My priorities have certainly shifted, and my time is fully absorbed by this small (incredibly cute) human whom I love with all my heart. But I’m still, strangely, me. I sort of expected that the day I would become a mother, a newer, better, and stronger version of myself would be born too.
While I was pregnant, I consumed all the inspiring posts on Instagram that had me thinking I would become a warrior. My old, boring self would be incinerated by the intensity of childbirth. I waited as eagerly for my own “rebirth” as I did to meet my own child. I was curious and excited to meet this new me. A mother. A strong, fierce, badass lioness.
However, the birth of my daughter was not quite the epic story I envisioned. I found myself feeling disappointed for not being stronger, more in tune with my body, and more heroic in the face of extraordinary pain. Instead, I was derailed and squashed by it.

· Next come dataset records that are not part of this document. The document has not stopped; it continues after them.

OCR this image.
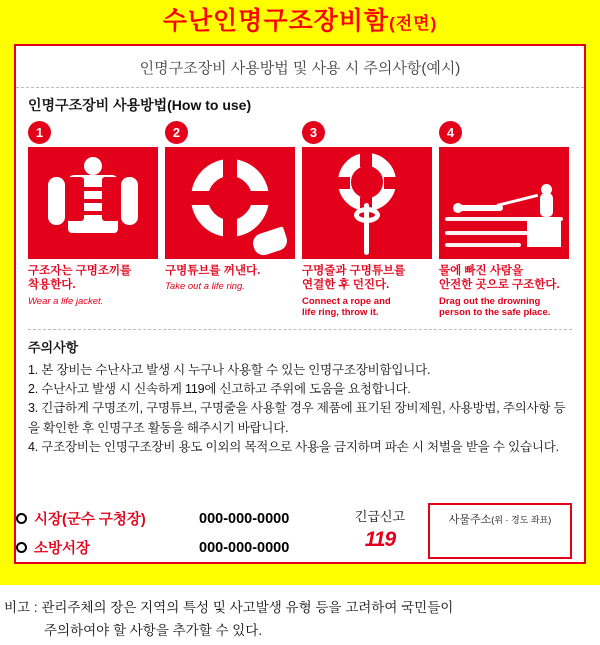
수난인명구조장비함(전면)
인명구조장비 사용방법 및 사용 시 주의사항(예시)
인명구조장비 사용방법(How to use)
1
구조자는 구명조끼를
착용한다.
Wear a life jacket.
2
구명튜브를 꺼낸다.
Take out a life ring.
3
구명줄과 구명튜브를
연결한 후 던진다.
Connect a rope and
life ring, throw it.
4
물에 빠진 사람을
안전한 곳으로 구조한다.
Drag out the drowning
person to the safe place.
주의사항
1. 본 장비는 수난사고 발생 시 누구나 사용할 수 있는 인명구조장비함입니다.
2. 수난사고 발생 시 신속하게 119에 신고하고 주위에 도움을 요청합니다.
3. 긴급하게 구명조끼, 구명튜브, 구명줄을 사용할 경우 제품에 표기된 장비제원, 사용방법, 주의사항 등을 확인한 후 인명구조 활동을 해주시기 바랍니다.
4. 구조장비는 인명구조장비 용도 이외의 목적으로 사용을 금지하며 파손 시 처벌을 받을 수 있습니다.
시장(군수 구청장)	000-000-0000
소방서장	000-000-0000
긴급신고
119
사물주소(위 · 경도 좌표)
비고 : 관리주체의 장은 지역의 특성 및 사고발생 유형 등을 고려하여 국민들이
주의하여야 할 사항을 추가할 수 있다.
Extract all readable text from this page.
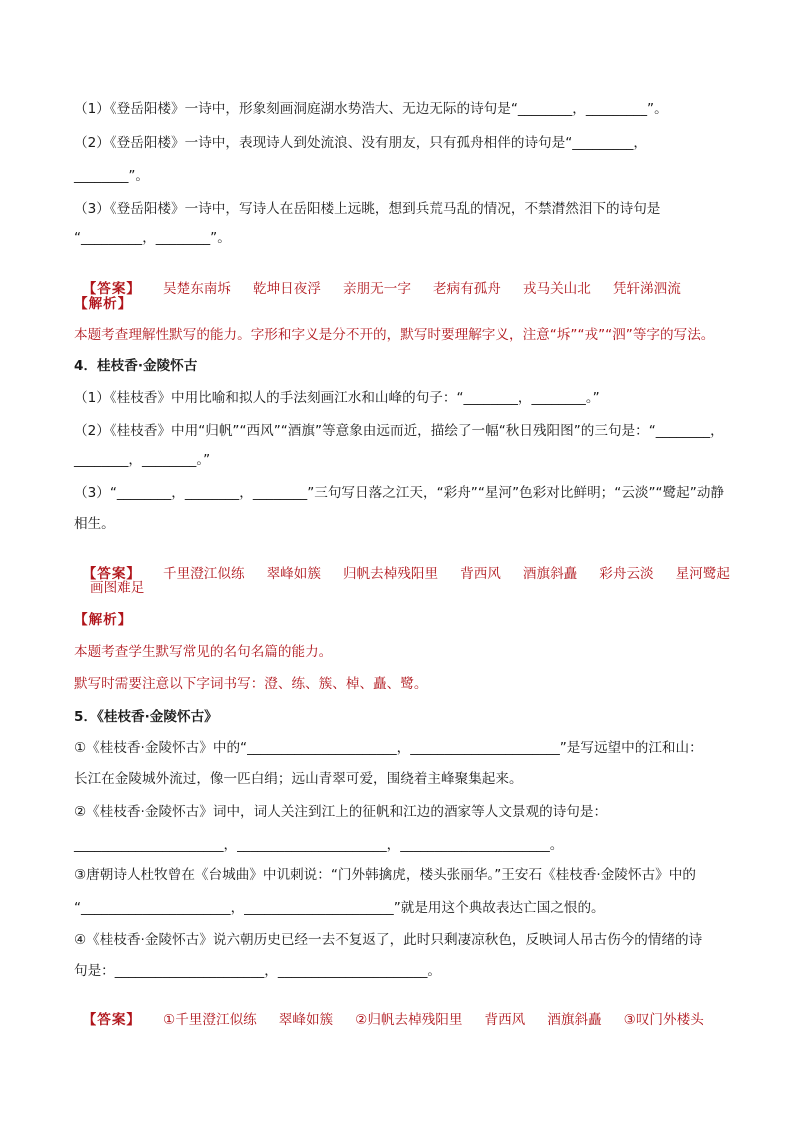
（1）《登岳阳楼》一诗中，形象刻画洞庭湖水势浩大、无边无际的诗句是“________，_________”。
（2）《登岳阳楼》一诗中，表现诗人到处流浪、没有朋友，只有孤舟相伴的诗句是“_________，
________”。
（3）《登岳阳楼》一诗中，写诗人在岳阳楼上远眺，想到兵荒马乱的情况，不禁潸然泪下的诗句是
“_________，________”。

【答案】 吴楚东南坼 乾坤日夜浮 亲朋无一字 老病有孤舟 戎马关山北 凭轩涕泗流

【解析】
本题考查理解性默写的能力。字形和字义是分不开的，默写时要理解字义，注意“坼”“戎”“泗”等字的写法。
4．桂枝香·金陵怀古
（1）《桂枝香》中用比喻和拟人的手法刻画江水和山峰的句子：“________，________。”
（2）《桂枝香》中用“归帆”“西风”“酒旗”等意象由远而近，描绘了一幅“秋日残阳图”的三句是：“________，
________，________。”
（3）“________，________，________”三句写日落之江天，“彩舟”“星河”色彩对比鲜明；“云淡”“鹭起”动静
相生。

【答案】 千里澄江似练 翠峰如簇 归帆去棹残阳里 背西风 酒旗斜矗 彩舟云淡 星河鹭起

画图难足
【解析】
本题考查学生默写常见的名句名篇的能力。
默写时需要注意以下字词书写：澄、练、簇、棹、矗、鹭。
5．《桂枝香·金陵怀古》
①《桂枝香·金陵怀古》中的“______________________，______________________”是写远望中的江和山：
长江在金陵城外流过，像一匹白绢；远山青翠可爱，围绕着主峰聚集起来。
②《桂枝香·金陵怀古》词中，词人关注到江上的征帆和江边的酒家等人文景观的诗句是：
______________________，______________________，______________________。
③唐朝诗人杜牧曾在《台城曲》中讥刺说：“门外韩擒虎，楼头张丽华。”王安石《桂枝香·金陵怀古》中的
“______________________，______________________”就是用这个典故表达亡国之恨的。
④《桂枝香·金陵怀古》说六朝历史已经一去不复返了，此时只剩凄凉秋色，反映词人吊古伤今的情绪的诗
句是：______________________，______________________。

【答案】 ①千里澄江似练 翠峰如簇 ②归帆去棹残阳里 背西风 酒旗斜矗 ③叹门外楼头
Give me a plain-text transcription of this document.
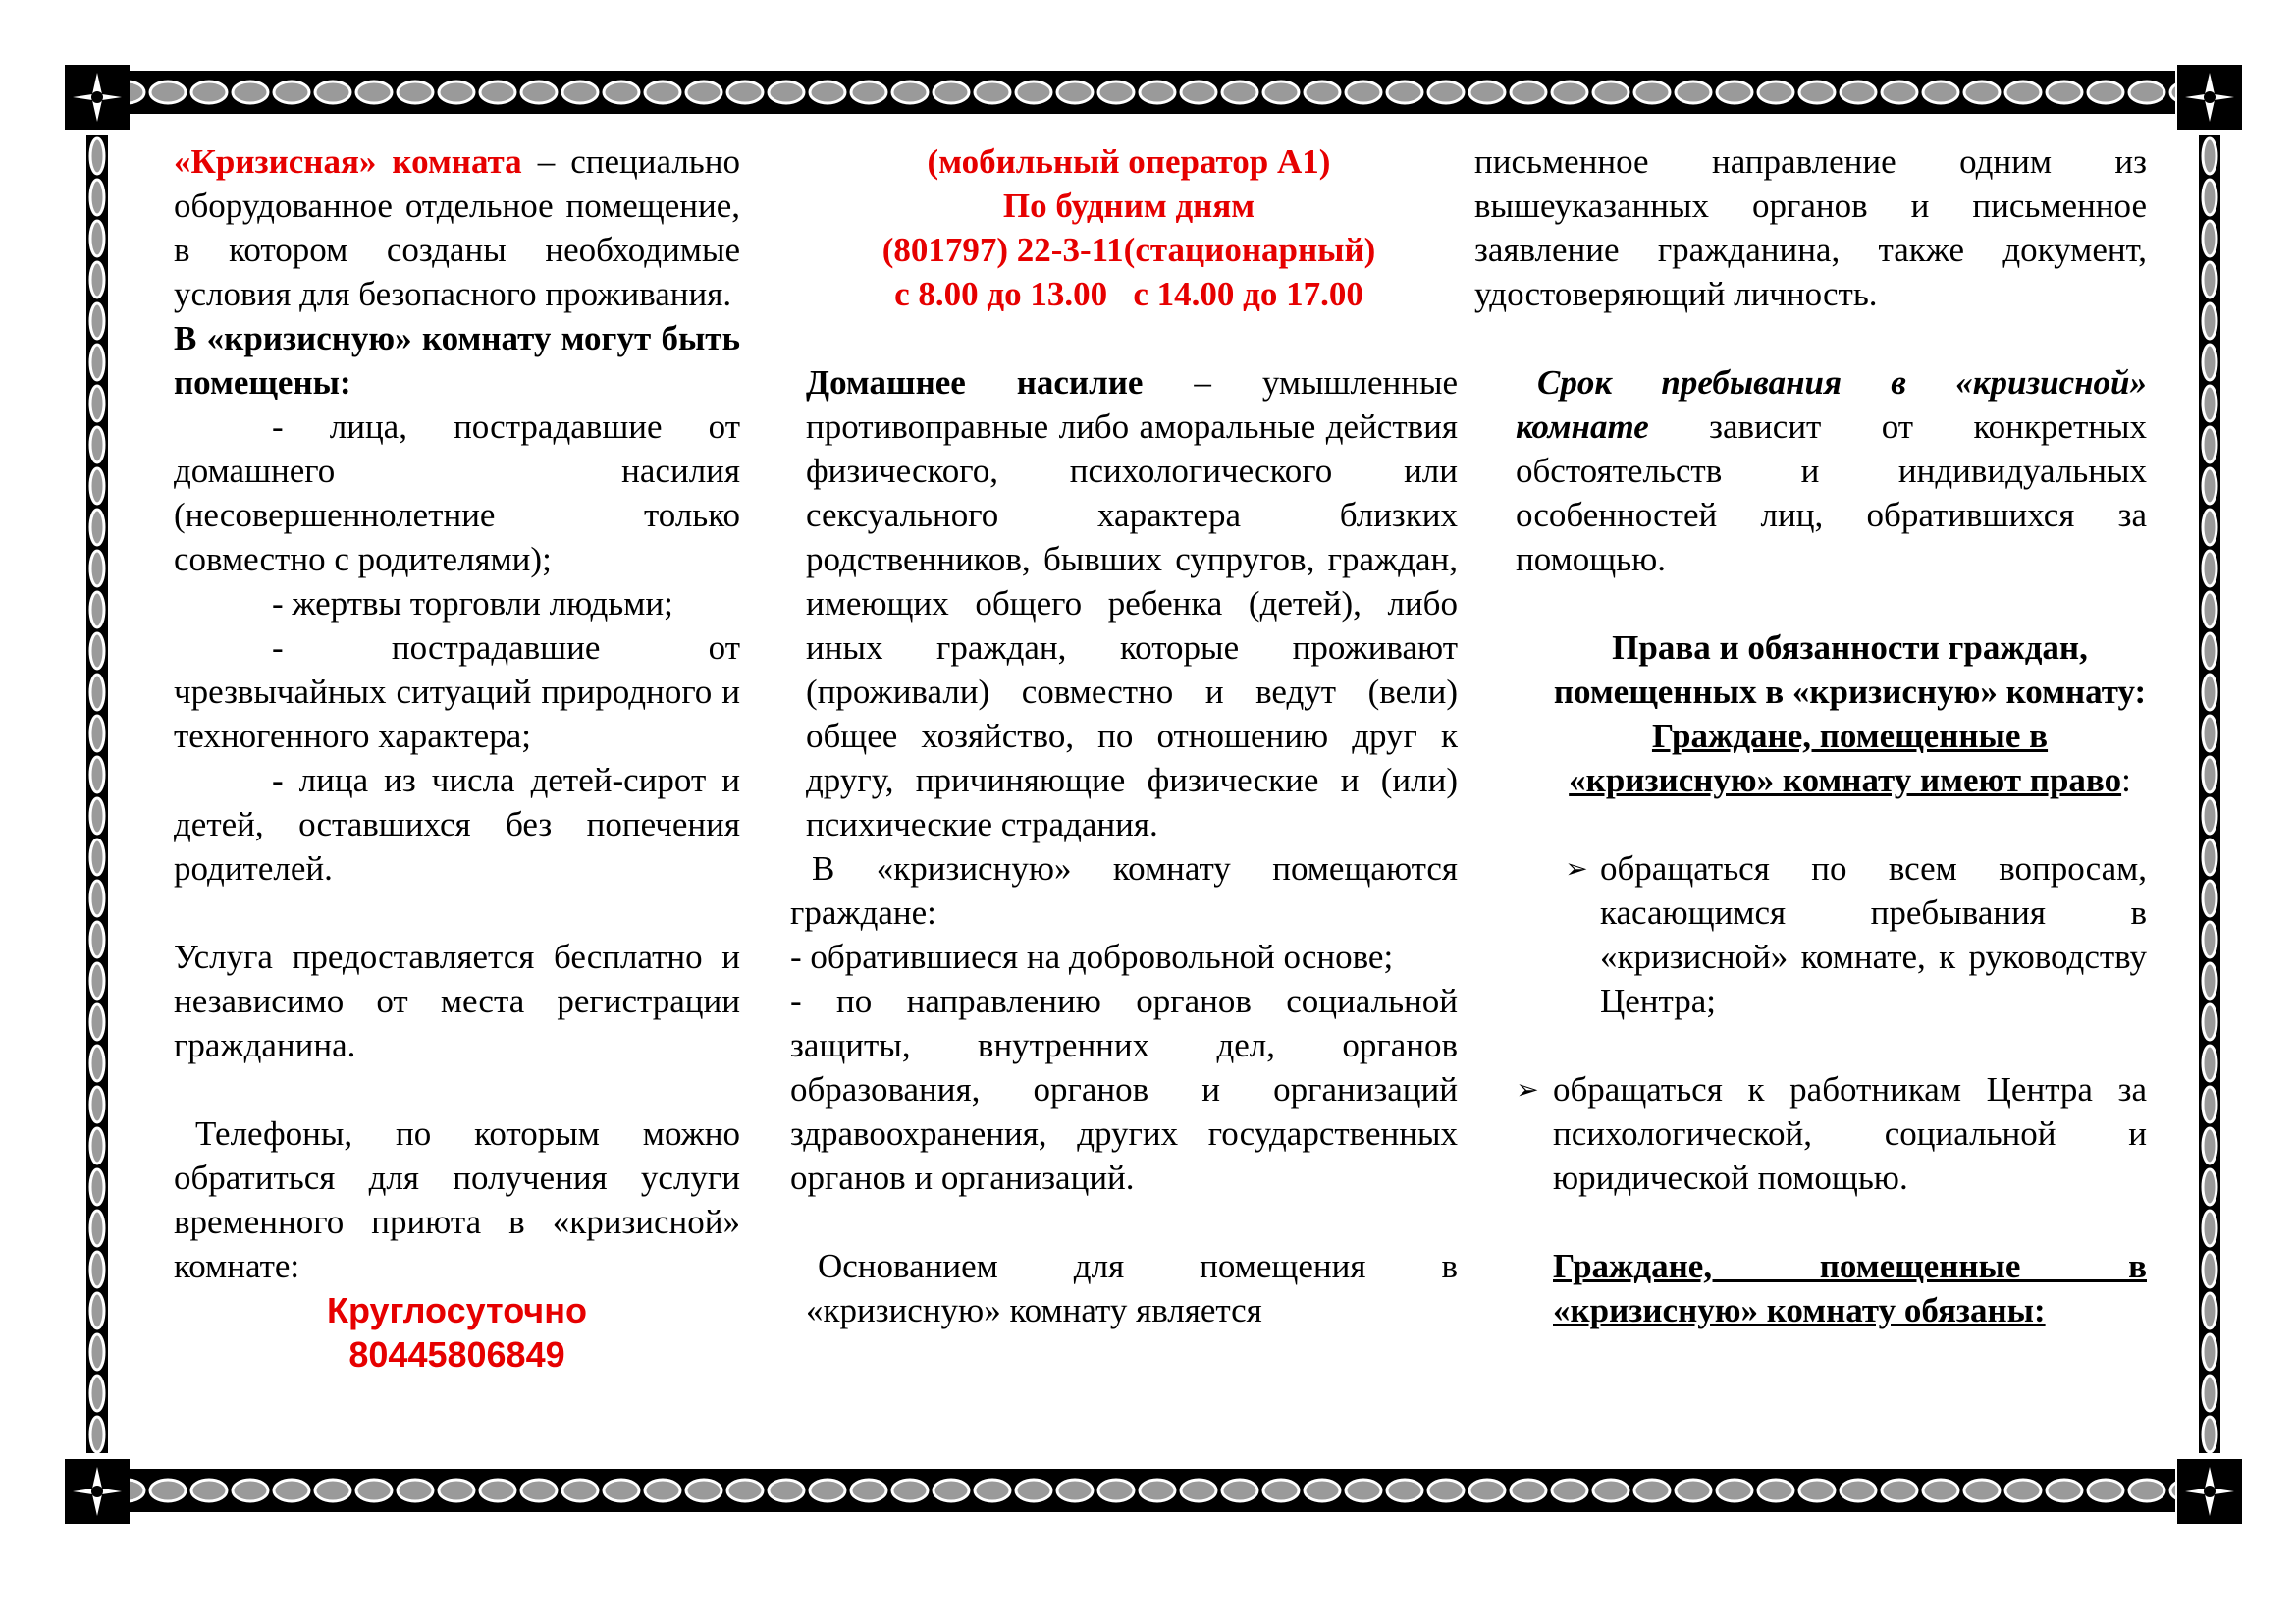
«Кризисная» комната – специально оборудованное отдельное помещение, в котором созданы необходимые условия для безопасного проживания.

В «кризисную» комнату могут быть помещены:

- лица, пострадавшие от домашнего насилия (несовершеннолетние только совместно с родителями);

- жертвы торговли людьми;

- пострадавшие от чрезвычайных ситуаций природного и техногенного характера;

- лица из числа детей-сирот и детей, оставшихся без попечения родителей.

Услуга предоставляется бесплатно и независимо от места регистрации гражданина.

Телефоны, по которым можно обратиться для получения услуги временного приюта в «кризисной» комнате:

Круглосуточно

80445806849

(мобильный оператор А1)

По будним дням

(801797) 22-3-11(стационарный)

с 8.00 до 13.00   с 14.00 до 17.00

Домашнее насилие – умышленные противоправные либо аморальные действия физического, психологического или сексуального характера близких родственников, бывших супругов, граждан, имеющих общего ребенка (детей), либо иных граждан, которые проживают (проживали) совместно и ведут (вели) общее хозяйство, по отношению друг к другу, причиняющие физические и (или) психические страдания.

В «кризисную» комнату помещаются граждане:

- обратившиеся на добровольной основе;

- по направлению органов социальной защиты, внутренних дел, органов образования, органов и организаций здравоохранения, других государственных органов и организаций.

Основанием для помещения в «кризисную» комнату является

письменное направление одним из вышеуказанных органов и письменное заявление гражданина, также документ, удостоверяющий личность.

Срок пребывания в «кризисной» комнате зависит от конкретных обстоятельств и индивидуальных особенностей лиц, обратившихся за помощью.

Права и обязанности граждан, помещенных в «кризисную» комнату:

Граждане, помещенные в «кризисную» комнату имеют право:

➢ обращаться по всем вопросам, касающимся пребывания в «кризисной» комнате, к руководству Центра;
➢ обращаться к работникам Центра за психологической, социальной и юридической помощью.

Граждане, помещенные в «кризисную» комнату обязаны:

I felt like I was drowning in a stormy ocean, being knocked back again and again by the waves and on the verge of passing out from lack of literal oxygen. I felt powerless. There was a point I genuinely wanted to have someone knock me out. I couldn’t take it anymore. Where was my strength in these moments? Where was my inner lioness? In the end, my baby girl did eventually come out happy and healthy. I suppose that’s all that matters, right?
I know many people didn’t have the births they planned and expected. It seems there are some pretty high expectations around birth. There are some amazing stories that are meant to reframe birth as a powerful and life-affirming event that all of us women can do effectively in a tub, with candles, and with zero pain relief. (At least that’s the message I got.)
I know women who have had these wonderful Instagrammable births, and I know others who have definitely not. I think I’m somewhere in the middle of it all, and yet, I still feel disappointed. I wonder if I had unrealistic expectations on what it meant to birth a baby and become a mother.
It was so inspiring during my pregnancy to read about rebirths and triumphant stories of strong mothers; I deliberately tried to stay away from the horror stories. In all honesty, I don’t think anything could have properly prepared me for birth, let alone becoming a mother. I was entering into completely new territory, like preparing to visit a planet I had only just learned about.
My daughter is almost four months old now, and I am still waiting for the fierce lioness to kick in. But it’s like parts of my old self are sneaking back in instead. Or maybe I am just rearranging. Maybe I am still in process. I’m starting to veer away from content around what it means to be a mum. Even those with the best intention. Mostly because I don’t know if I identify with the typical, or modern ideals of being a mum. I still feel like my previous self in many ways; I just have a cute baby on my hip now.
It’s made me question what motherhood means to me. Maybe becoming a mother is a role that doesn’t automatically happen the surreal moment when your child is in your arms. There are so many other ways to becoming a mum anyway—whether through adoption, fostering, surrogacy, or stepparenting.
Maybe the process of becoming a mother is a slow reconstruction of self—of learning to put another’s needs before your own while still finding ways to honour yourself. Of nurturing your child to your best ability but also making sure to tend to your own dreams and visions. Of giving compassion and patience to your children but also, more importantly, to yourself. Of seeing how simultaneously unimportant and insignificant you are in the grand scheme of things and yet the entire world of your baby. Of feeling time fall between our fingers, wishing it could slow down so we could catch our breath as we watch our baby grow and change before our very eyes.
Maybe it’s learning to tune into our own innate intelligence and intuition rather than seeing what else is out there demanding our attention. Maybe it’s learning to slow down and be okay with “unproductive.” Maybe it’s simply unlearning all that it means to be a mother and just being our own version. Finding peace with that. Whatever that might be.